Bradsher is a frequent contributor to Prologue and an archivist specializing in World War II intelligence, looted assets, and war crimes.
In his article, Bradsher provides an account of how U.S. soldiers found a cache of treasures and called in the Monuments Men.
The most unusual find was a group of four caskets—with the remains of Frederick the Great, Frederick William I, and President Paul von Hindenberg and his wife. What happened to them? Bradsher has the answer.
The movie has an all-star cast: Oscar winners George Clooney, Matt Damon, and Cate Blanchett as well as Bill Murray and John Goodman. Clooney directs and is one of the producers. The film is based on a book by Robert M. Edsel, The Monuments Men: Allied Heroes, Nazi Thieves, and the Greatest Treasure Hunt in History.

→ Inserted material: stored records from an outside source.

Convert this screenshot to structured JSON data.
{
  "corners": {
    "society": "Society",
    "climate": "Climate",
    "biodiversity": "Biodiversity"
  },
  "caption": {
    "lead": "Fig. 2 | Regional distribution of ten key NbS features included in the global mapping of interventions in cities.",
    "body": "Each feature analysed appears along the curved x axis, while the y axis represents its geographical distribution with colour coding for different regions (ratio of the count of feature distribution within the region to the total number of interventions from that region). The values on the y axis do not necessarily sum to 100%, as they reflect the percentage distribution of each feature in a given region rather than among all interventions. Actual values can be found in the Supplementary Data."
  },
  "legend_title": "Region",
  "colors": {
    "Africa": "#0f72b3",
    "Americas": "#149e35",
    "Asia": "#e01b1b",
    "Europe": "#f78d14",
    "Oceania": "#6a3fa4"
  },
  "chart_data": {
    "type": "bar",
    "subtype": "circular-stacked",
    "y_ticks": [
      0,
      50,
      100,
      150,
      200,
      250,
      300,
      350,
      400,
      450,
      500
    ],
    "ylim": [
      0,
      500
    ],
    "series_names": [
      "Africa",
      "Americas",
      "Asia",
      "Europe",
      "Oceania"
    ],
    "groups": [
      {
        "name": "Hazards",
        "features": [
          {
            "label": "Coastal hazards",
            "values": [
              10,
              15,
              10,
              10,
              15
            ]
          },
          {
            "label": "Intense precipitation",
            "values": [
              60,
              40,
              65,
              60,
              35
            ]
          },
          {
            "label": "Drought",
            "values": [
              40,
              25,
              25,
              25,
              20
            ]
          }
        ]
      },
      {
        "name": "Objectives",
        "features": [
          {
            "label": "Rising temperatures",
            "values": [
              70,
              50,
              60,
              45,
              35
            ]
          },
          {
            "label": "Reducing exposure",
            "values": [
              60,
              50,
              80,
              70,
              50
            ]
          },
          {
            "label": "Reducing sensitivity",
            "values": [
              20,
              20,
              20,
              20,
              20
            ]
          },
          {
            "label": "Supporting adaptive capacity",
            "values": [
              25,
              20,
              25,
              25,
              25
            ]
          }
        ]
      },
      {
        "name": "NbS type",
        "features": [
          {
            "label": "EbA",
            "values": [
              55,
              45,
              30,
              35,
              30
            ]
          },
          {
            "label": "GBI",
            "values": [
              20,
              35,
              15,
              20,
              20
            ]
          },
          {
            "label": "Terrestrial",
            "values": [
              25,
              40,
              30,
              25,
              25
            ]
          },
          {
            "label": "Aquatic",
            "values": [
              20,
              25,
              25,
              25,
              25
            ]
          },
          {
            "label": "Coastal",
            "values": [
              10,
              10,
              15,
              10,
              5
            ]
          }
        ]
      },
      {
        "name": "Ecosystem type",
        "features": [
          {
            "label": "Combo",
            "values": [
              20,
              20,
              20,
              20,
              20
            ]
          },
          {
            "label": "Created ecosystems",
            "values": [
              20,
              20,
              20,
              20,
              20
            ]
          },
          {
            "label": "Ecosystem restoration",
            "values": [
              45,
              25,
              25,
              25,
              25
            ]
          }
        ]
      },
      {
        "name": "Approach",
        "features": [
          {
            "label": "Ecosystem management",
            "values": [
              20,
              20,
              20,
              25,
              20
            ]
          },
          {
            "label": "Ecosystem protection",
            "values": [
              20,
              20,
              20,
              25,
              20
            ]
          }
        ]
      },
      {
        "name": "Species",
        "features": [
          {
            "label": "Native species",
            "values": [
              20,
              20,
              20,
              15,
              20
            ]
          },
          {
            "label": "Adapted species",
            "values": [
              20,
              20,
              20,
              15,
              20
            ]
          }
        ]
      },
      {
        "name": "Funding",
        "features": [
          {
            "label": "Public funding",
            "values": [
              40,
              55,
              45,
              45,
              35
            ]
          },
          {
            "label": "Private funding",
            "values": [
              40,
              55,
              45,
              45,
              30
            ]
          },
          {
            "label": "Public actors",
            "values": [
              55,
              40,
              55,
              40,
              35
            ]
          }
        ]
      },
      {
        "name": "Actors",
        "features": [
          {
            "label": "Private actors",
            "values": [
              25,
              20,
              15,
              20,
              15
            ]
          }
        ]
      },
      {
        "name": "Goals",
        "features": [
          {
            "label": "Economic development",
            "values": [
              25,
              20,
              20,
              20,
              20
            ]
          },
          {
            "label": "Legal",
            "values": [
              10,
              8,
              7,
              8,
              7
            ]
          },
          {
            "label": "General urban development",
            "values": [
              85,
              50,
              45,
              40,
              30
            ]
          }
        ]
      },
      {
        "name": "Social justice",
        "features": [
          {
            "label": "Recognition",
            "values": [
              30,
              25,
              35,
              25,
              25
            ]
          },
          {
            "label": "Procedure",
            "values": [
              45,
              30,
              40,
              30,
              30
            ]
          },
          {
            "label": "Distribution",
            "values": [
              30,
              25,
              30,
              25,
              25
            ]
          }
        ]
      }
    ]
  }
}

Several programs at the Archives are planned to coincide with the release of the movie or are related to the Monuments Men.
On Thursday, January 23, at noon we will present a free screening of the film, The Rape of Europa. It chronicles Nazi Germany’s plundering of Europe’s great works of art during the war and allied efforts to minimize the damage. You can also see our Featured Document display, a Monuments Men album.
On February 19 at 7 p.m. in the McGowan Theater at the National Archives, Edsel will discuss his book and the film adaptation along with Bradsher and others. A book signing will follow the program.